Photo: Tian Yu-hua, Taipei Times
The New Taipei City District Prosecutors’ Office in January indicted Lin on charges including assault causing injury, unlawful confinement, illegally recording intimate activities, threatening behavior and slander.
A psychiatric assessment of Lin determined that he had full mental capacity at the time of the crime.
The office asked the court to sentence Lin to at least three years in prison, as his behavior was “abominable.”
Prosecutors and police officers found that Lin took intimate images of Kao in September last year, followed by slandering and threatening her in October, as he suspected that she had contacted a former boyfriend.
On Nov. 11 last year, Lin coerced Kao to stay in a room at the Grand Forward Hotel in New Taipei City’s Banciao District (板橋) for two days, forcing her to take off her clothes and proceeding to abuse her, prosecutors said.
On Nov. 24 last year, Lin became angry at Kao after Vice President William Lai (賴清德) did not attend his mother’s funeral, forcing her to kneel and kowtow in front of the funeral hall, they said.
On Nov. 29 last year, after discovering that Mirror Media magazine would report the incident, Lin told Kao that “if I die, you will die too,” prosecutors said.
After the report was published the next day, Lin was detained and held incommunicado by prosecutors.
Kao and her lawyer did not appear in court yesterday, but responded to the ruling in the afternoon.

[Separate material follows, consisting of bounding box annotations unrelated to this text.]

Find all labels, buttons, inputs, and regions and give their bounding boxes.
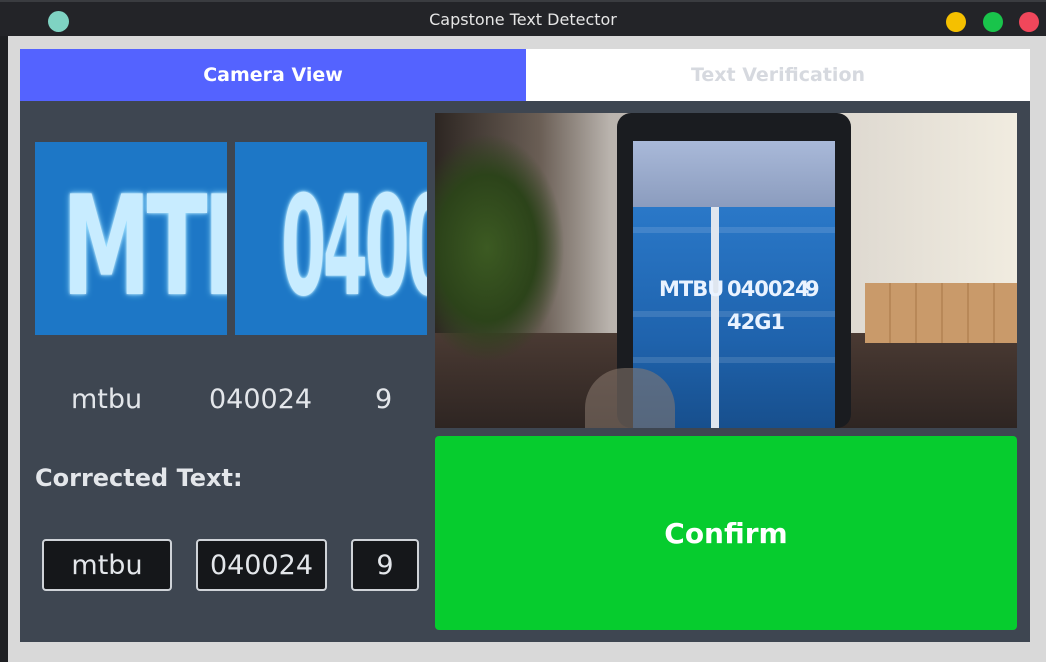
confirm-button[interactable]: Confirm [435, 436, 1017, 630]
serial-number-crop-image: 040024 [235, 142, 427, 335]
owner-code-crop-text: MTBU [61, 166, 227, 327]
container-type-code: 42G1 [727, 310, 785, 334]
corrected-serial-number-input[interactable] [196, 539, 327, 591]
tab-text-verification[interactable]: Text Verification [526, 49, 1030, 101]
container-serial-number: 040024 [727, 277, 810, 301]
container-check-digit: 9 [805, 277, 820, 301]
window-edge [0, 36, 8, 662]
container-door-bar [711, 207, 719, 428]
title-bar[interactable]: Capstone Text Detector [0, 0, 1046, 36]
camera-view-panel: MTBU 040024 mtbu 040024 9 Corrected Text… [20, 101, 1030, 642]
tab-camera-view[interactable]: Camera View [20, 49, 526, 101]
camera-feed: MTBU 040024 9 42G1 [435, 113, 1017, 428]
maximize-button[interactable] [983, 12, 1003, 32]
container-owner-code: MTBU [659, 277, 724, 301]
cabinets-image [865, 283, 1017, 343]
corrected-owner-code-input[interactable] [42, 539, 172, 591]
phone-screen-buildings [633, 141, 835, 209]
corrected-check-digit-input[interactable] [351, 539, 419, 591]
corrected-text-label: Corrected Text: [35, 464, 243, 492]
detected-owner-code: mtbu [71, 384, 143, 415]
minimize-button[interactable] [946, 12, 966, 32]
app-window: Capstone Text Detector Camera View Text … [0, 0, 1046, 662]
detected-check-digit: 9 [375, 384, 393, 415]
plant-image [435, 133, 565, 363]
window-title: Capstone Text Detector [429, 10, 617, 29]
owner-code-crop-image: MTBU [35, 142, 227, 335]
close-button[interactable] [1019, 12, 1039, 32]
detected-serial-number: 040024 [209, 384, 313, 415]
main-frame: Camera View Text Verification MTBU 04002… [8, 36, 1046, 662]
tab-bar: Camera View Text Verification [20, 49, 1030, 101]
serial-number-crop-text: 040024 [281, 166, 427, 327]
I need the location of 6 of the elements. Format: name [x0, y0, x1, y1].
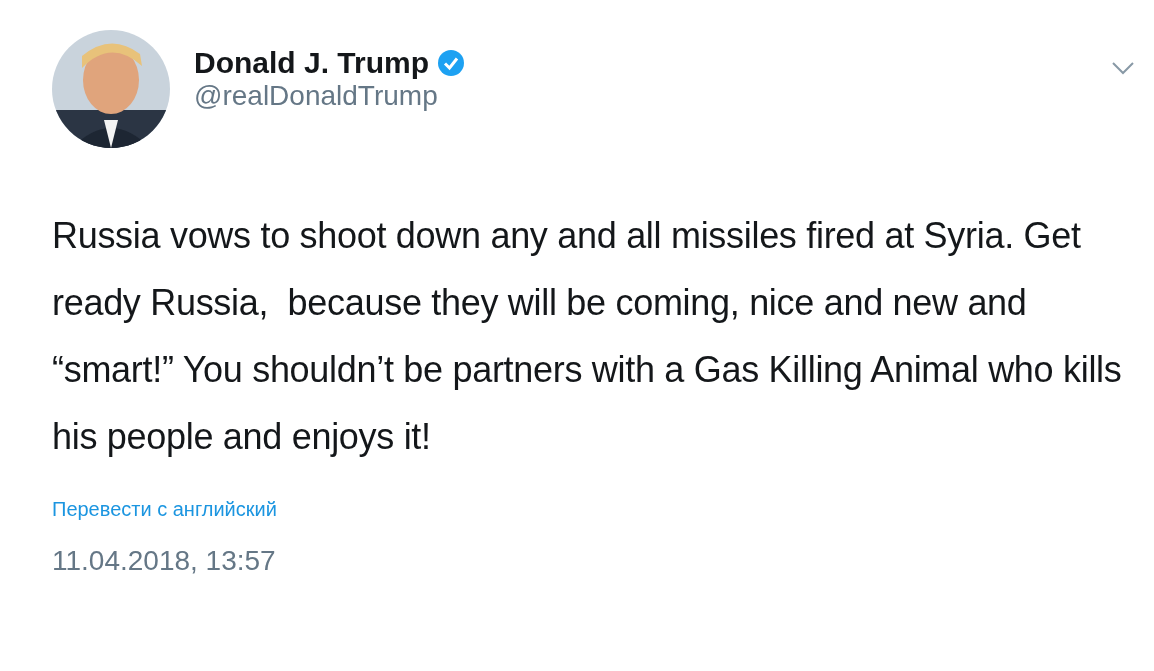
chevron-down-icon[interactable]	[1112, 62, 1134, 75]
tweet-text: Russia vows to shoot down any and all missiles fired at Syria. Get ready Russia, because they will be coming, nice and new and “smart!” You shouldn’t be partners with a Gas Killing Animal who kills his people and enjoys it!	[52, 214, 1123, 459]
author-handle[interactable]: @realDonaldTrump	[194, 79, 1112, 113]
timestamp[interactable]: 11.04.2018, 13:57	[52, 540, 1134, 582]
translate-link[interactable]: Перевести с английский	[52, 498, 277, 520]
author-name[interactable]: Donald J. Trump	[194, 46, 430, 79]
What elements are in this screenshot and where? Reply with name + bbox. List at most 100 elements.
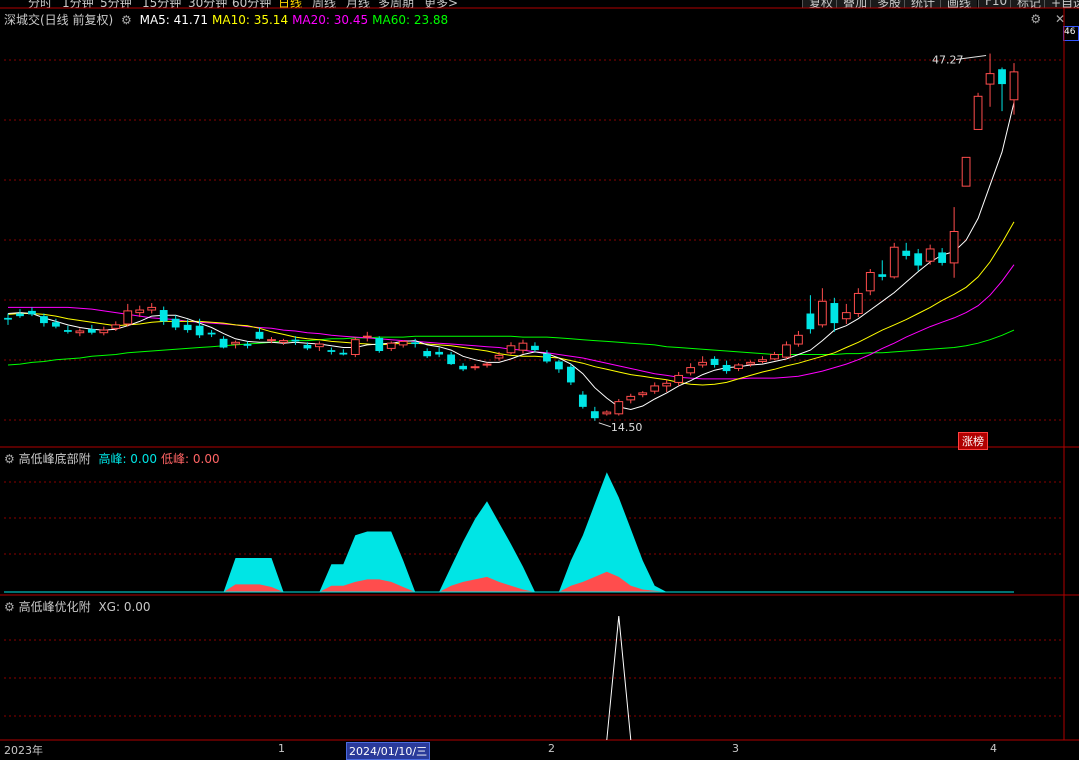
candle-body <box>998 69 1006 85</box>
settings-icon[interactable]: ⚙ <box>4 600 15 614</box>
candle-body <box>626 395 636 401</box>
chart-canvas[interactable]: 47.27 14.50 <box>0 0 1079 755</box>
candle-body <box>28 310 36 315</box>
candle-body <box>985 73 995 85</box>
candle-body <box>327 350 336 352</box>
candle-body <box>40 316 48 324</box>
candle-body <box>698 361 708 366</box>
candle-body <box>339 352 348 355</box>
candle-body <box>543 353 551 362</box>
x-axis-label-0: 2023年 <box>4 744 43 757</box>
candle-body <box>279 340 288 343</box>
candle-body <box>16 313 24 317</box>
candle-body <box>650 385 660 392</box>
candle-body <box>878 274 887 277</box>
candle-body <box>506 345 516 354</box>
candle-body <box>159 310 168 322</box>
candle-body <box>219 338 228 348</box>
candle-body <box>914 253 923 266</box>
candle-body <box>411 342 420 345</box>
candle-body <box>925 248 935 262</box>
high-peak-area <box>8 472 1014 592</box>
candle-body <box>350 339 360 356</box>
candle-body <box>794 334 803 345</box>
candle-body <box>4 317 12 320</box>
x-axis-label-4: 3 <box>732 742 739 755</box>
candle-body <box>183 324 192 331</box>
candle-body <box>961 156 971 187</box>
candle-body <box>362 335 372 338</box>
candle-body <box>902 250 911 256</box>
candle-body <box>578 394 587 407</box>
candle-body <box>531 345 539 351</box>
candle-body <box>865 272 875 292</box>
candle-body <box>518 342 528 351</box>
indicator2-header: ⚙ 高低峰优化附 XG: 0.00 <box>4 598 151 615</box>
candle-body <box>87 329 96 333</box>
candle-body <box>638 392 648 396</box>
candle-body <box>758 359 767 362</box>
candle-body <box>853 292 863 315</box>
candle-body <box>555 361 563 370</box>
candle-body <box>375 337 384 352</box>
candle-body <box>949 231 959 264</box>
high-price-label: 47.27 <box>932 54 964 67</box>
candle-body <box>722 364 731 372</box>
candle-body <box>494 354 504 359</box>
candle-body <box>470 366 480 369</box>
x-axis-label-1: 1 <box>278 742 285 755</box>
candle-body <box>566 366 575 383</box>
candle-body <box>267 339 276 342</box>
settings-icon[interactable]: ⚙ <box>4 452 15 466</box>
limit-up-badge[interactable]: 涨榜 <box>958 432 988 450</box>
candle-body <box>614 401 624 415</box>
candle-body <box>674 374 684 383</box>
candle-body <box>973 95 983 130</box>
candle-body <box>75 330 85 334</box>
candle-body <box>482 363 492 366</box>
low-price-label: 14.50 <box>611 421 643 434</box>
x-axis-label-2: 2024/01/10/三 <box>346 742 431 760</box>
candle-body <box>662 382 672 387</box>
indicator1-field-1: 低峰: 0.00 <box>161 452 220 466</box>
low-pointer <box>598 422 611 428</box>
candle-body <box>447 354 456 365</box>
candle-body <box>734 364 743 369</box>
candle-body <box>841 312 851 320</box>
candle-body <box>782 344 791 358</box>
candle-body <box>123 310 133 325</box>
candle-body <box>386 342 396 349</box>
indicator2-field-0: XG: 0.00 <box>98 600 151 614</box>
candle-body <box>710 358 719 365</box>
candle-body <box>817 300 827 326</box>
x-axis-label-5: 4 <box>990 742 997 755</box>
candle-body <box>938 252 947 263</box>
candle-body <box>63 330 72 332</box>
candle-body <box>806 313 815 330</box>
candle-body <box>207 332 216 335</box>
candle-body <box>423 351 432 357</box>
candle-body <box>255 331 264 339</box>
candle-body <box>171 318 180 328</box>
indicator1-title[interactable]: 高低峰底部附 <box>19 452 91 466</box>
x-axis: 2023年 1 2024/01/10/三 2 3 4 <box>0 740 1079 760</box>
candle-body <box>99 329 109 334</box>
indicator2-title[interactable]: 高低峰优化附 <box>19 600 91 614</box>
candle-body <box>459 365 467 370</box>
candle-body <box>195 325 204 336</box>
candle-body <box>435 351 444 355</box>
candle-body <box>303 344 312 349</box>
ma10-line <box>7 221 1015 386</box>
candle-body <box>686 367 696 374</box>
indicator1-field-0: 高峰: 0.00 <box>98 452 158 466</box>
candle-body <box>398 340 408 346</box>
indicator1-header: ⚙ 高低峰底部附 高峰: 0.00 低峰: 0.00 <box>4 450 220 467</box>
candle-body <box>111 324 121 329</box>
candle-body <box>1009 71 1019 101</box>
candle-body <box>830 303 839 324</box>
ma5-line <box>7 102 1015 411</box>
candle-body <box>231 341 240 345</box>
candle-body <box>135 309 145 314</box>
candle-body <box>770 354 779 360</box>
x-axis-label-3: 2 <box>548 742 555 755</box>
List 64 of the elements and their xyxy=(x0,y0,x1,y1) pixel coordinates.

She said that the sentence was too lenient and “completely unacceptable,” adding that she would “definitely file an appeal.”
Lin was found not guilty of the charge of unlawful confinement, which Kao deemed as “seriously harmful” because he had allegedly hurt more than 10 women who were afraid to come forward.
Hoping that no one else suffers what happened to her, Kao said that she would push for legal amendments to protect victims of abuse.